Key Challenges Facing the Russian Economy
On March 18, nearly 110 million Russian citizens are expected to elect their next President. While the outcome of the vote leaves little doubt as to the reappointment of Vladimir Putin, the election represents an opportunity to take stock of the economic state of the country and the results of Putin’s previous mandates. Sergei Guriev, Chief Economist of the European Bank for Reconstruction and Development, Research Fellow at the Center for Economic Policy Research (London), decrypts the issues at stake.
What are the main economic challenges Russia will have to face in the next decade?
Russia needs to carry out structural reforms, improve investment to fight climate change, fight corruption, deregulate and privatise, end the economic isolation, invest in human capital. These reforms have been outlined by the Russian government several times, in particular, in President Putin’s 2012 electoral program.
These reforms - as announced in Putin’s Decree No. 596, signed on May 7, 2012, the first day of his current presidential term - were supposed to create 25 million high value-added jobs (this is a huge number for Russia, where the total employment is 72 million people). The government has yet not announced how many of those jobs actually ended up being created.
These policies were supposed to raise a much-needed investment - from 21% of GDP to 25% of GDP in 2015 and to 27% of GDP in 2018. In reality, the investment/GDP ratio in Russia declined to 19% in 2015 and 18% in 2016 (in the meanwhile, Russian GDP itself felt by 3 percentage points - mostly due to the decline in oil prices).
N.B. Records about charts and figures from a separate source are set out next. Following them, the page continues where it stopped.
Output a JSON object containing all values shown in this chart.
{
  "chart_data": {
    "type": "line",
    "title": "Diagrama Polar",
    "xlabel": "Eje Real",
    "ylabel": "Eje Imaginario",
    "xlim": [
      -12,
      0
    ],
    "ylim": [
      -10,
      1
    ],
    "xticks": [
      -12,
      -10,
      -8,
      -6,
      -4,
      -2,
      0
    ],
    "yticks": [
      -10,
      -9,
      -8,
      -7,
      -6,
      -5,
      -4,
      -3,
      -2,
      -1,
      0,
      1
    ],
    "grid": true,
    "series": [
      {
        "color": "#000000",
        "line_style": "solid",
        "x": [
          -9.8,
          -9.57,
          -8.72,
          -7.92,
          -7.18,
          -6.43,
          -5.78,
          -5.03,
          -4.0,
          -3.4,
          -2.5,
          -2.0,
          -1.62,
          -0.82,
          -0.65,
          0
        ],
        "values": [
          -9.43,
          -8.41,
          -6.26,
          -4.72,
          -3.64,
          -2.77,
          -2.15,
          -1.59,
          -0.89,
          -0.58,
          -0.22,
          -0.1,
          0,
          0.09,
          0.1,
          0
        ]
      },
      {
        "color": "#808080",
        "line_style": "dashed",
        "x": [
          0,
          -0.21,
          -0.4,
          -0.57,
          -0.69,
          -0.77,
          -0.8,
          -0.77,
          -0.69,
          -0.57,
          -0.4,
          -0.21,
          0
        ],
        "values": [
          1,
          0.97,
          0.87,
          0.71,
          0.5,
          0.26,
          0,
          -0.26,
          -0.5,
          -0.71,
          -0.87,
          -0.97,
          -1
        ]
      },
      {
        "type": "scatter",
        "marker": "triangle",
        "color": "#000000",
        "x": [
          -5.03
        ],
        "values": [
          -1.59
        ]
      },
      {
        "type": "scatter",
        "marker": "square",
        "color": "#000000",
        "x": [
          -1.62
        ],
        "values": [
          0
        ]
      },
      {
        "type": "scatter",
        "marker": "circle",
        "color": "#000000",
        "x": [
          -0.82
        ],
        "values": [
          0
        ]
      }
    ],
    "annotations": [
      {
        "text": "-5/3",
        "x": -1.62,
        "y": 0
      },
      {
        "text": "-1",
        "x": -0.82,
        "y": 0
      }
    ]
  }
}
One of the other objectives of these reforms was to raise Russian labor productivity by 50% between 2011 and 2018. Given that population and employment have not changed, this promise was equivalent to 50% growth in GDP between 2011 and 2018 (that’s about 6% growth per year). In reality, the cumulative GDP growth in 2011-17 was only 5% (that’s less than 1% per year). The consensus forecast of growth in 2018 is below 2%. In other words, instead of 50% growth, the Russian economy will only see the cumulative 7% growth during these years (that’s 1% per year on average).
What best explains the difference between promises and reality is the lack of reforms, which were announced but not implemented, as well as the economic isolation that started in 2014. The consensus among international financial institutions and market participants (with the exception of Goldman Sachs, which is much more optimistic than others) is that without these reforms, Russia will continue to stagnate (growing at 1-2% per year) and lag behind the rest of the world. In the baseline scenario, Russia will be overtaken by China (and then by Kazakhstan) in the coming years in terms of per capita incomes and wages.
This directly implies what Russia needs to do in the future to catch up with the fast-growing world economy. Russia should overcome economic and technological isolation and carry out reforms that would provide incentives for domestic and international investment in Russia. The fact that this has been discussed and promised so many times does not make this statement any less true.
What was the impact of economic sanctions on Russia's economy? And on European economies?
The direct impact of economic sanctions on Russia’s economy is not trivial, but it is limited: about 0.5-1% of GDP. However, sanctions have a major adverse dynamic effect - undermining incentives for domestic and foreign investment, for transfering modern technology, and for making Russian companies participate in global value chains, etc. This effect is hard to assess. But it has certainly contributed to the decline of investment. It has also been reflected in low stock market valuations. Russian assets are valued at about 5-6 times annual net profits, while other emerging economies enjoyed valuations in the range of 12 or 16, and the developed countries’ assets are priced at 20-25 annual net profits. Much of the pessimism of investors is due to Russia’s country risk, which is explained in part by Western sanctions.
The impact of sanctions on Europe is negligible. For individual companies that used to export to Russia and invest in Russia, this impact is noticeable but for the European economy as a whole, there is no significant impact. The total European agricultural exports have grown in recent years, not declined - European exporters switched to other markets.